Half of this allocation — which is on the agenda for consideration at Tuesday’s City Council meeting — will go toward a project to elevate a segment of O Avenue NW over the top of a levee. An ADA-accessible ramp will run from the raised O Avenue NW to the Northwest Gateway and Memorial Plaza. That is expected to start in the summer of 2022.
The funding comes at a key time for this segment of the flood control system, Davis said, as both Penn Avenue NW and I Avenue NW are planned to close for future work, particularly the Ellis Boulevard NW extension. Construction of the O Avenue NW and levee work before these closures will ensure continuous access in the Northwest Neighborhood.
The other half of the funds will give a boost to a project to reconstruct Ellis Boulevard NW, with an anticipated 2023 start.
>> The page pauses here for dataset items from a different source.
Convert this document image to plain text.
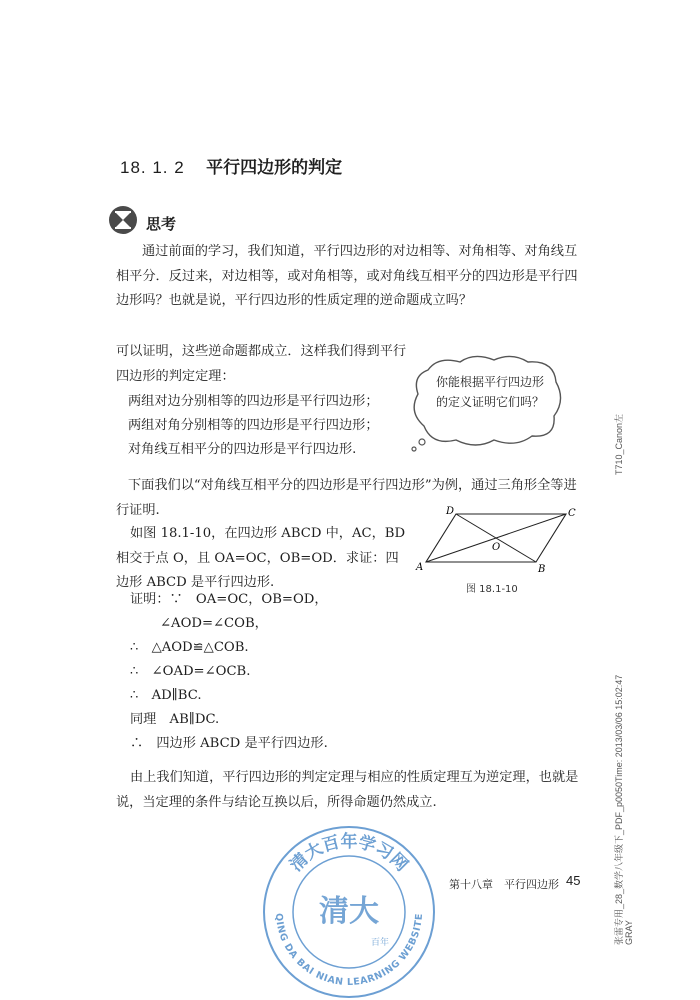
18. 1. 2 平行四边形的判定
思考

通过前面的学习，我们知道，平行四边形的对边相等、对角相等、对角线互相平分．反过来，对边相等，或对角相等，或对角线互相平分的四边形是平行四边形吗？也就是说，平行四边形的性质定理的逆命题成立吗？

可以证明，这些逆命题都成立．这样我们得到平行四边形的判定定理：

两组对边分别相等的四边形是平行四边形；
两组对角分别相等的四边形是平行四边形；
对角线互相平分的四边形是平行四边形.
你能根据平行四边形的定义证明它们吗？

下面我们以“对角线互相平分的四边形是平行四边形”为例，通过三角形全等进行证明.

如图 18.1-10，在四边形 ABCD 中，AC，BD 相交于点 O，且 OA=OC，OB=OD．求证：四边形 ABCD 是平行四边形.

A	B
C
D
O
图 18.1-10
证明：∵　OA=OC，OB=OD，
∠AOD=∠COB，
∴　△AOD≌△COB.
∴　∠OAD=∠OCB.
∴　AD∥BC.
同理　AB∥DC.
∴　四边形 ABCD 是平行四边形.

由上我们知道，平行四边形的判定定理与相应的性质定理互为逆定理，也就是说，当定理的条件与结论互换以后，所得命题仍然成立.

清大百年学习网
QING DA BAI NIAN LEARNING WEBSITE
清大
百年
第十八章　平行四边形 45
T710_Canon左
张雷专用_28_数学八年级下_PDF_p0050Time: 2013/03/06 15:02:47 GRAY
The city has done away with previous plans for a flood wall across O Avenue NW coming onto Ellis Lane and a 16-foot-tall gate, which Davis said would have been the largest in the flood control system. Now, Ellis Boulevard NW will swing to the west and gently rise above a levee with no walls and gates. The flood control segment will blend into the greenery and provide an entrance to Ellis Park, Davis said, and the city will be able to do enhanced trail improvements there and sidewalks on Ellis Boulevard NW.
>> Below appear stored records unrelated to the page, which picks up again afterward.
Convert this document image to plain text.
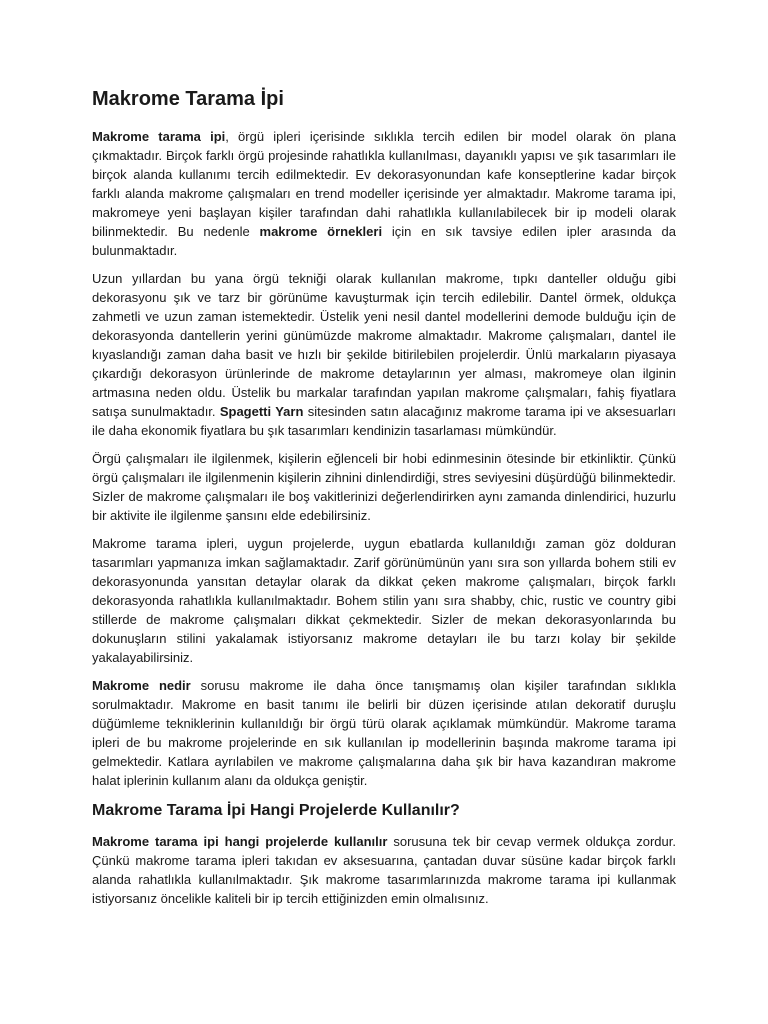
Makrome Tarama İpi

Makrome tarama ipi, örgü ipleri içerisinde sıklıkla tercih edilen bir model olarak ön plana çıkmaktadır. Birçok farklı örgü projesinde rahatlıkla kullanılması, dayanıklı yapısı ve şık tasarımları ile birçok alanda kullanımı tercih edilmektedir. Ev dekorasyonundan kafe konseptlerine kadar birçok farklı alanda makrome çalışmaları en trend modeller içerisinde yer almaktadır. Makrome tarama ipi, makromeye yeni başlayan kişiler tarafından dahi rahatlıkla kullanılabilecek bir ip modeli olarak bilinmektedir. Bu nedenle makrome örnekleri için en sık tavsiye edilen ipler arasında da bulunmaktadır.

Uzun yıllardan bu yana örgü tekniği olarak kullanılan makrome, tıpkı danteller olduğu gibi dekorasyonu şık ve tarz bir görünüme kavuşturmak için tercih edilebilir. Dantel örmek, oldukça zahmetli ve uzun zaman istemektedir. Üstelik yeni nesil dantel modellerini demode bulduğu için de dekorasyonda dantellerin yerini günümüzde makrome almaktadır. Makrome çalışmaları, dantel ile kıyaslandığı zaman daha basit ve hızlı bir şekilde bitirilebilen projelerdir. Ünlü markaların piyasaya çıkardığı dekorasyon ürünlerinde de makrome detaylarının yer alması, makromeye olan ilginin artmasına neden oldu. Üstelik bu markalar tarafından yapılan makrome çalışmaları, fahiş fiyatlara satışa sunulmaktadır. Spagetti Yarn sitesinden satın alacağınız makrome tarama ipi ve aksesuarları ile daha ekonomik fiyatlara bu şık tasarımları kendinizin tasarlaması mümkündür.

Örgü çalışmaları ile ilgilenmek, kişilerin eğlenceli bir hobi edinmesinin ötesinde bir etkinliktir. Çünkü örgü çalışmaları ile ilgilenmenin kişilerin zihnini dinlendirdiği, stres seviyesini düşürdüğü bilinmektedir. Sizler de makrome çalışmaları ile boş vakitlerinizi değerlendirirken aynı zamanda dinlendirici, huzurlu bir aktivite ile ilgilenme şansını elde edebilirsiniz.

Makrome tarama ipleri, uygun projelerde, uygun ebatlarda kullanıldığı zaman göz dolduran tasarımları yapmanıza imkan sağlamaktadır. Zarif görünümünün yanı sıra son yıllarda bohem stili ev dekorasyonunda yansıtan detaylar olarak da dikkat çeken makrome çalışmaları, birçok farklı dekorasyonda rahatlıkla kullanılmaktadır. Bohem stilin yanı sıra shabby, chic, rustic ve country gibi stillerde de makrome çalışmaları dikkat çekmektedir. Sizler de mekan dekorasyonlarında bu dokunuşların stilini yakalamak istiyorsanız makrome detayları ile bu tarzı kolay bir şekilde yakalayabilirsiniz.

Makrome nedir sorusu makrome ile daha önce tanışmamış olan kişiler tarafından sıklıkla sorulmaktadır. Makrome en basit tanımı ile belirli bir düzen içerisinde atılan dekoratif duruşlu düğümleme tekniklerinin kullanıldığı bir örgü türü olarak açıklamak mümkündür. Makrome tarama ipleri de bu makrome projelerinde en sık kullanılan ip modellerinin başında makrome tarama ipi gelmektedir. Katlara ayrılabilen ve makrome çalışmalarına daha şık bir hava kazandıran makrome halat iplerinin kullanım alanı da oldukça geniştir.

Makrome Tarama İpi Hangi Projelerde Kullanılır?

Makrome tarama ipi hangi projelerde kullanılır sorusuna tek bir cevap vermek oldukça zordur. Çünkü makrome tarama ipleri takıdan ev aksesuarına, çantadan duvar süsüne kadar birçok farklı alanda rahatlıkla kullanılmaktadır. Şık makrome tasarımlarınızda makrome tarama ipi kullanmak istiyorsanız öncelikle kaliteli bir ip tercih ettiğinizden emin olmalısınız.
As COVID-19 has contributed to increased material costs, and also affected the supply chain, Davis said it is important to speed up projects if possible.
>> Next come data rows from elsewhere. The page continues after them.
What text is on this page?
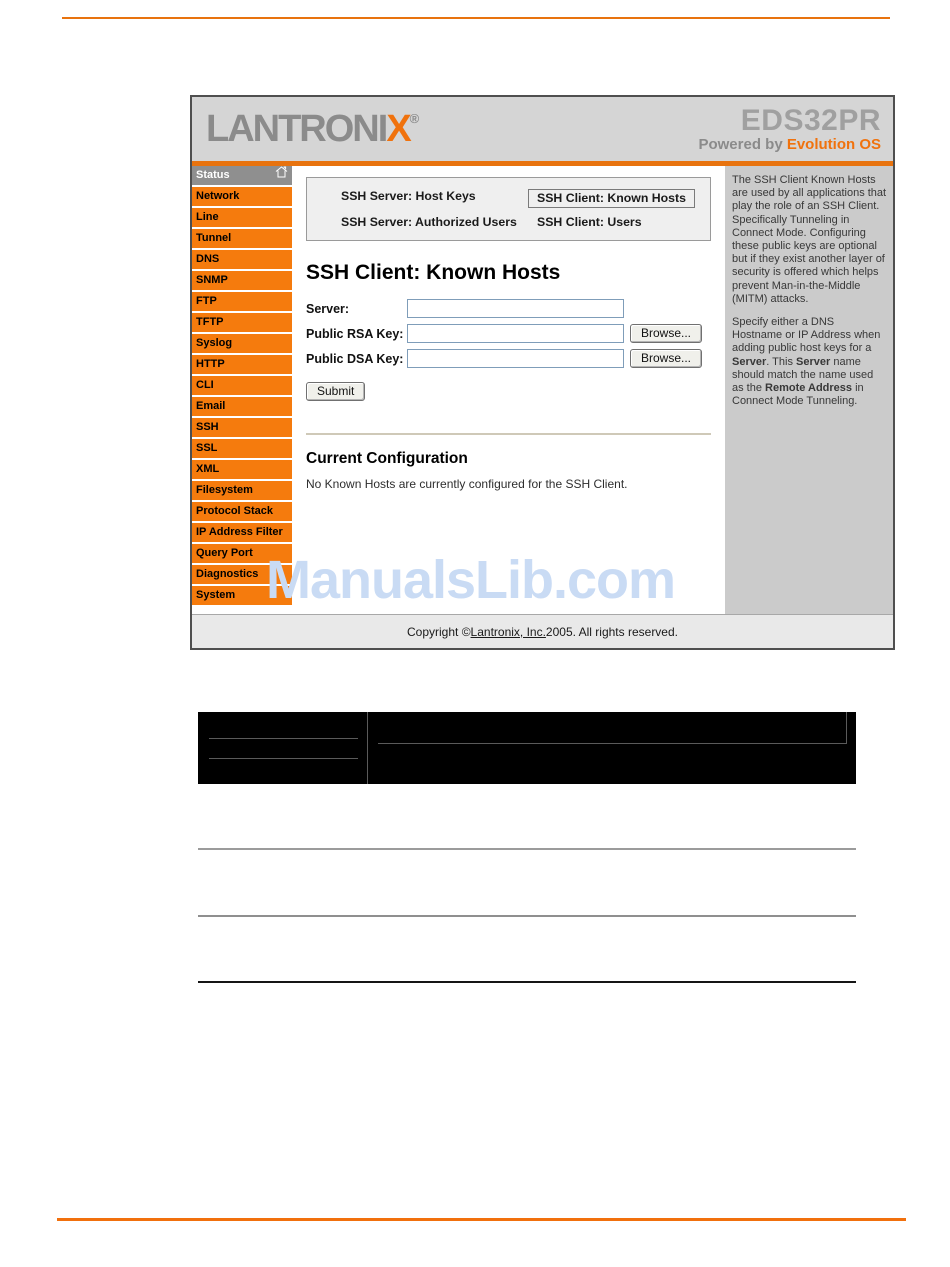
LANTRONIX®	EDS32PR
Powered by Evolution OS
Status
Network
Line
Tunnel
DNS
SNMP
FTP
TFTP
Syslog
HTTP
CLI
Email
SSH
SSL
XML
Filesystem
Protocol Stack
IP Address Filter
Query Port
Diagnostics
System
SSH Server: Host Keys	SSH Client: Known Hosts
SSH Server: Authorized Users	SSH Client: Users
SSH Client: Known Hosts
Server:
Public RSA Key:	Browse...
Public DSA Key:	Browse...
Submit
Current Configuration
No Known Hosts are currently configured for the SSH Client.

The SSH Client Known Hosts are used by all applications that play the role of an SSH Client. Specifically Tunneling in Connect Mode. Configuring these public keys are optional but if they exist another layer of security is offered which helps prevent Man-in-the-Middle (MITM) attacks.

Specify either a DNS Hostname or IP Address when adding public host keys for a Server. This Server name should match the name used as the Remote Address in Connect Mode Tunneling.

Copyright © Lantronix, Inc. 2005. All rights reserved.
ManualsLib.com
“This is a big deal because it can really help us make sure we're on schedule for completing this at or ahead of the 2035 state funding stream,” Davis said, referring to the $15 million a year the city receives through the Growth Reinvestment Initiative, a state program that helps Iowa communities manage flood woes and allows Cedar Rapids to keep increases in sales tax revenue.
Plus, he said this allocation allows the city to look at potentially using the state sales tax money for the construction of other projects in the overall Flood Control System and ultimately accelerate work other sections.
Flood control had been identified by city and Linn County officials as a potential joint area to spend federal relief funds, as the county has $44 million to allocate. The city over the years has requested contributions for the flood system, which — once built — also will protect some county buildings such as the jail and courthouse.
Hart told The Gazette that city staff continue to work with the county on the allocations. Though there is no county commitment at this time, Hart said its assistance on a flood control project would be “wonderful.”
Council member Tyler Olson, chair of the council’s Flood Control System Committee, noted an uptick in construction of permanent flood protection. Not including federal funding, between the 2014 and 2017 budget years, the city spent over $45.5 million on the system. That has more than doubled in recent years, with over $95.5 million spent in fiscal 2018 through fiscal 2021.
That is nearly $141.1 million overall so far, with an additional $40 million and $51 million anticipated to be spent in the 2022 and 2023 budget years, respectively, not including the Army Corps or American Rescue Plan aid.
“Obviously the primary purpose is a Flood Control System, but really I think the City Council has looked at it from the perspective of a once-in-a-100-year opportunity chance to create a $750 million amenity right through the center of town,” Olson said. “ … We hope it's used by the members of the Time Check neighborhood and citizens all across the community to walk and bike and really enjoy the river and engage with the river, and we hope that people are drawn from all over the region to come to Cedar Rapids and visit.”